Qu'arrivera-t-il aux petites entreprises d'assurance qui ne pourront pas respecter les nouvelles règles?

Au cours des travaux préparatoires de la directive, la Commission et les États membres ont spécialement étudié l'impact du relèvement du fonds de garantie minimum sur les PME d'assurance. Il est clair que certains petits assureurs, et particulièrement les petites mutuelles, auraient du mal à respecter les nouvelles règles si elles étaient appliquées immédiatement. Pour les aider, les propositions prévoient des périodes de transition généreuses (cinq ans), qui pourront être prolongées de deux ans sous certaines conditions. Elles permettent en outre expressément aux petites mutuelles de recourir à un certain nombre de mesures techniques spécifiques (comme d'imposer des cotisations supplémentaires à leurs affiliés), dont la mise en œuvre devra cependant être approuvée par les autorités nationales.

Les entreprises qui, malgré tout, seront incapables de satisfaire aux nouvelles exigences se verront retirer le "passeport unique" qui leur permet de vendre des produits d'assurance dans toute l'Union européenne comme dans l'Espace économique européen sur la base de l'agrément délivré dans leur État membre d'origine. Les très petits assureurs desservant un marché géographiquement limité pourront alors continuer à opérer à l'échelle locale ou régionale, sous le contrôle direct de leurs autorités de surveillance nationales, mais ils ne pourront plus opérer librement, au-delà des frontières nationales, dans l'Union européenne et dans l'Espace économique européen.

Maintenant que le Conseil et le Parlement ont adopté ses propositions améliorant les règles en vigueur en matière de marge de solvabilité (projet "solvabilité I"), pourquoi la Commission lance-t-elle son nouveau projet "solvabilité II"?

Les deux nouvelles directives ("solvabilité I") sont axées sur l'amélioration des règles de calcul de l'exigence de marge de solvabilité. Elles portent essentiellement sur un seul aspect, fût-il important, de la situation financière des entreprises d'assurance.

Or, la situation financière générale d'une entreprise d'assurance dépend également d'autres facteurs, notamment des règles concernant le calcul technique des engagements d'assurance et l'évaluation des actifs détenus pour couvrir ces engagements. L'évaluation de cette situation financière générale doit tenir compte aussi de l'adéquation entres actifs et engagements, de la solidité et de la nature des traités de réassurance, ainsi que des implications des politiques comptables et actuarielles adoptées.
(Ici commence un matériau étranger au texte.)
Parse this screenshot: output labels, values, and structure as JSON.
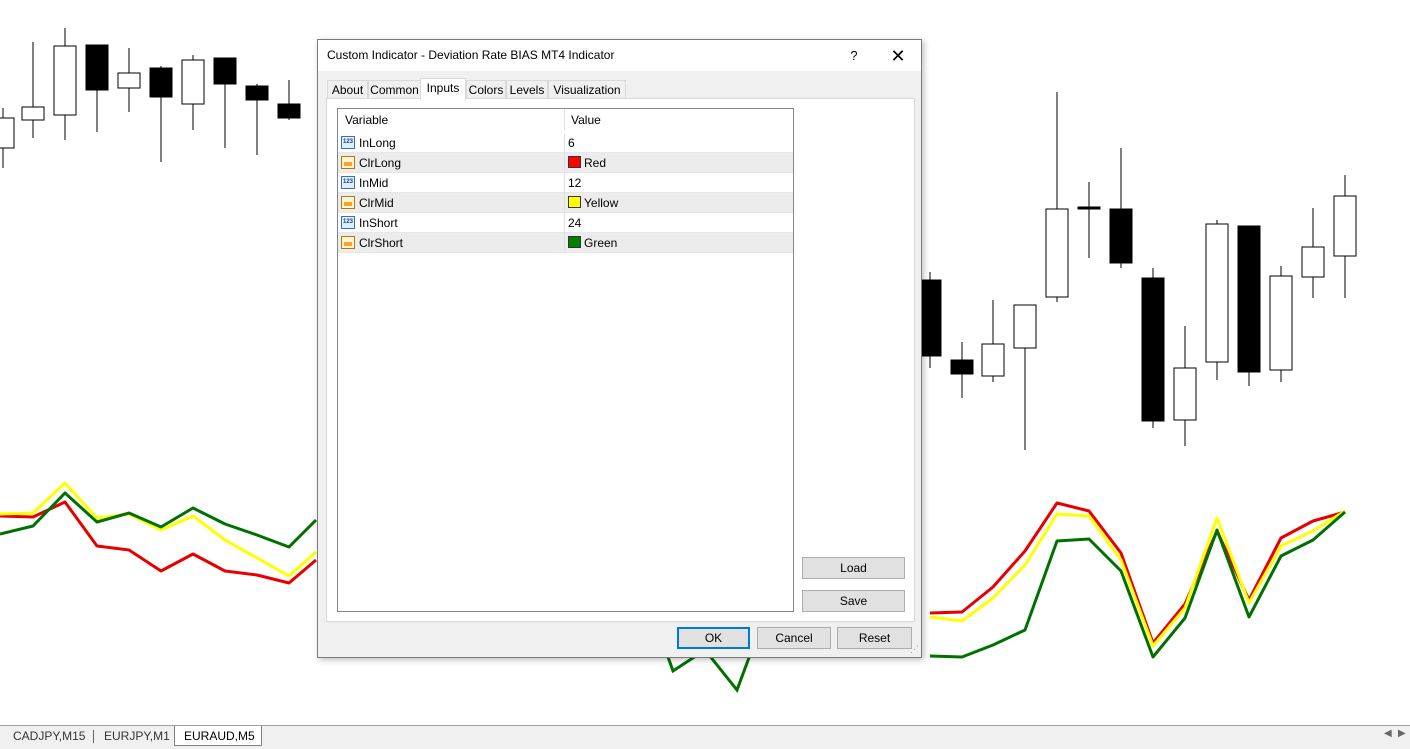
{
  "dialog": {
    "title": "Custom Indicator - Deviation Rate BIAS MT4 Indicator",
    "help_label": "?",
    "close_label": "✕",
    "tabs": [
      "About",
      "Common",
      "Inputs",
      "Colors",
      "Levels",
      "Visualization"
    ],
    "active_tab": "Inputs",
    "grid": {
      "headers": [
        "Variable",
        "Value"
      ],
      "rows": [
        {
          "icon": "integer-icon",
          "variable": "InLong",
          "value": "6",
          "swatch": null
        },
        {
          "icon": "color-icon",
          "variable": "ClrLong",
          "value": "Red",
          "swatch": "#ff0000"
        },
        {
          "icon": "integer-icon",
          "variable": "InMid",
          "value": "12",
          "swatch": null
        },
        {
          "icon": "color-icon",
          "variable": "ClrMid",
          "value": "Yellow",
          "swatch": "#ffff00"
        },
        {
          "icon": "integer-icon",
          "variable": "InShort",
          "value": "24",
          "swatch": null
        },
        {
          "icon": "color-icon",
          "variable": "ClrShort",
          "value": "Green",
          "swatch": "#008000"
        }
      ]
    },
    "load_label": "Load",
    "save_label": "Save",
    "ok_label": "OK",
    "cancel_label": "Cancel",
    "reset_label": "Reset"
  },
  "chart_tabs": [
    "CADJPY,M15",
    "EURJPY,M1",
    "EURAUD,M5"
  ],
  "active_chart_tab": "EURAUD,M5",
  "colors": {
    "bull_candle": "#ffffff",
    "bear_candle": "#000000",
    "line_long": "#e60000",
    "line_mid": "#ffff00",
    "line_short": "#007000",
    "accent": "#0078d7"
  }
}
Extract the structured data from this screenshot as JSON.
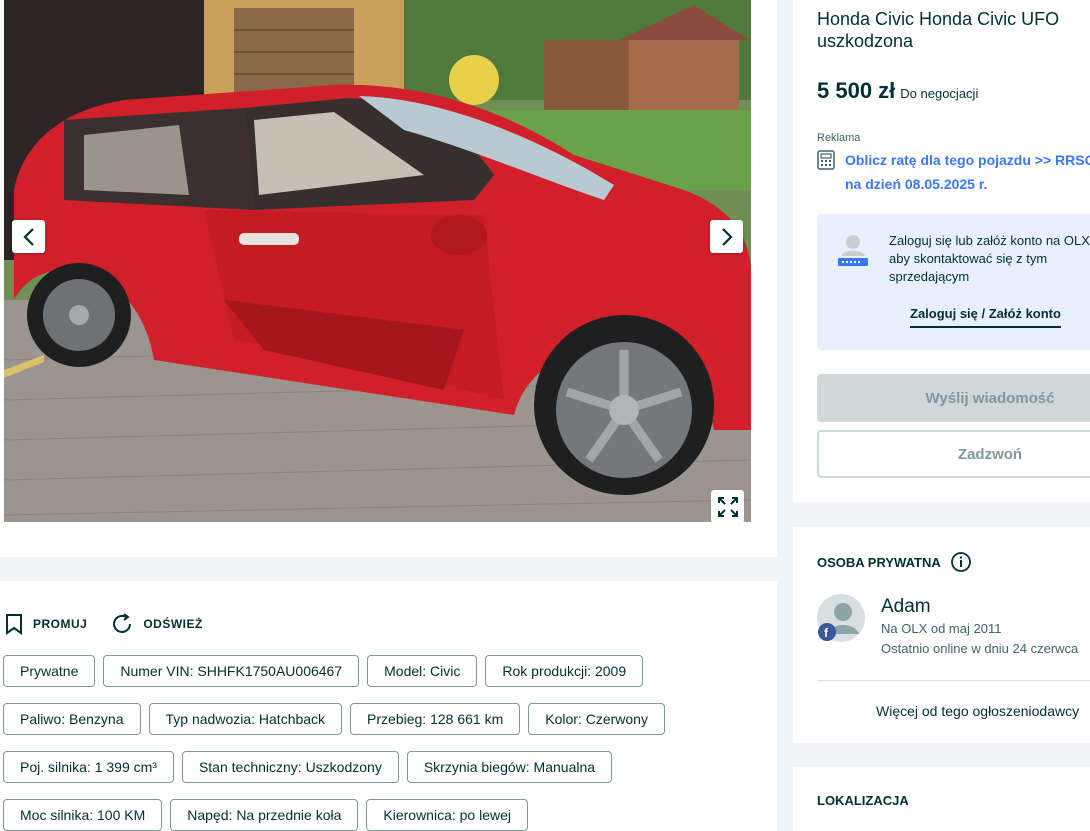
{
  "listing": {
    "title": "Honda Civic Honda Civic UFO uszkodzona",
    "price": "5 500 zł",
    "negotiable": "Do negocjacji",
    "ad_label": "Reklama",
    "loan_line1": "Oblicz ratę dla tego pojazdu >> RRSO",
    "loan_line2": "na dzień 08.05.2025 r."
  },
  "login_box": {
    "text": "Zaloguj się lub załóż konto na OLX, aby skontaktować się z tym sprzedającym",
    "link": "Zaloguj się / Załóż konto"
  },
  "buttons": {
    "message": "Wyślij wiadomość",
    "call": "Zadzwoń"
  },
  "seller": {
    "type": "OSOBA PRYWATNA",
    "name": "Adam",
    "since": "Na OLX od maj 2011",
    "online": "Ostatnio online w dniu 24 czerwca",
    "more_ads": "Więcej od tego ogłoszeniodawcy"
  },
  "location": {
    "title": "LOKALIZACJA"
  },
  "actions": {
    "promote": "PROMUJ",
    "refresh": "ODŚWIEŻ"
  },
  "tags": [
    [
      "Prywatne",
      "Numer VIN: SHHFK1750AU006467",
      "Model: Civic",
      "Rok produkcji: 2009"
    ],
    [
      "Paliwo: Benzyna",
      "Typ nadwozia: Hatchback",
      "Przebieg: 128 661 km",
      "Kolor: Czerwony"
    ],
    [
      "Poj. silnika: 1 399 cm³",
      "Stan techniczny: Uszkodzony",
      "Skrzynia biegów: Manualna"
    ],
    [
      "Moc silnika: 100 KM",
      "Napęd: Na przednie koła",
      "Kierownica: po lewej"
    ]
  ],
  "icons": {
    "prev": "chevron-left-icon",
    "next": "chevron-right-icon",
    "expand": "expand-icon",
    "promote": "bookmark-icon",
    "refresh": "refresh-icon",
    "calculator": "calculator-icon",
    "info": "info-icon",
    "facebook": "facebook-icon"
  },
  "colors": {
    "primary_text": "#002f34",
    "link_blue": "#3a77ff",
    "login_bg": "#e8f0ff",
    "disabled_btn": "#cfd7d8",
    "car_red": "#d2202a"
  }
}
Tout cela soulève un grand nombre de questions complexes requérant une ample réflexion.

Quand le projet "solvabilité II" sera-t-il achevé?

Compte tenu de la multiplicité des facteurs à prendre en considération, "solvabilité II" est un vaste projet. Il devrait aussi subir l'influence des changements qui interviendront dans des domaines connexes, comme l'évolution du cadre comptable international et l'établissement d'un dispositif communautaire de surveillance prudentielle des entreprises de réassurance. Vu son ampleur et la variété des sujets qu'il couvre, le projet "solvabilité II" s'étalera au moins sur plusieurs années. La Commission et les États membres ont déjà entamé leurs travaux, en étroite collaboration avec le secteur de l'assurance.

Quel est l'objectif du projet "solvabilité II"?

L'objectif de base consistera à mieux adapter les exigences de solvabilité aux risques effectivement assumés par les entreprises d'assurance et à encourager celles-ci à mieux évaluer et contrôler ces risques. En cela, les objectifs de "solvabilité II" épousent ceux de la révision de l'Accord sur les fonds propres des banques, entreprise par le comité de Bâle. À l'issue du projet, la Commission appréciera s'il convient ou non de présenter de nouvelles propositions de directive visant à améliorer encore les règles prudentielles applicables aux entreprises d'assurance.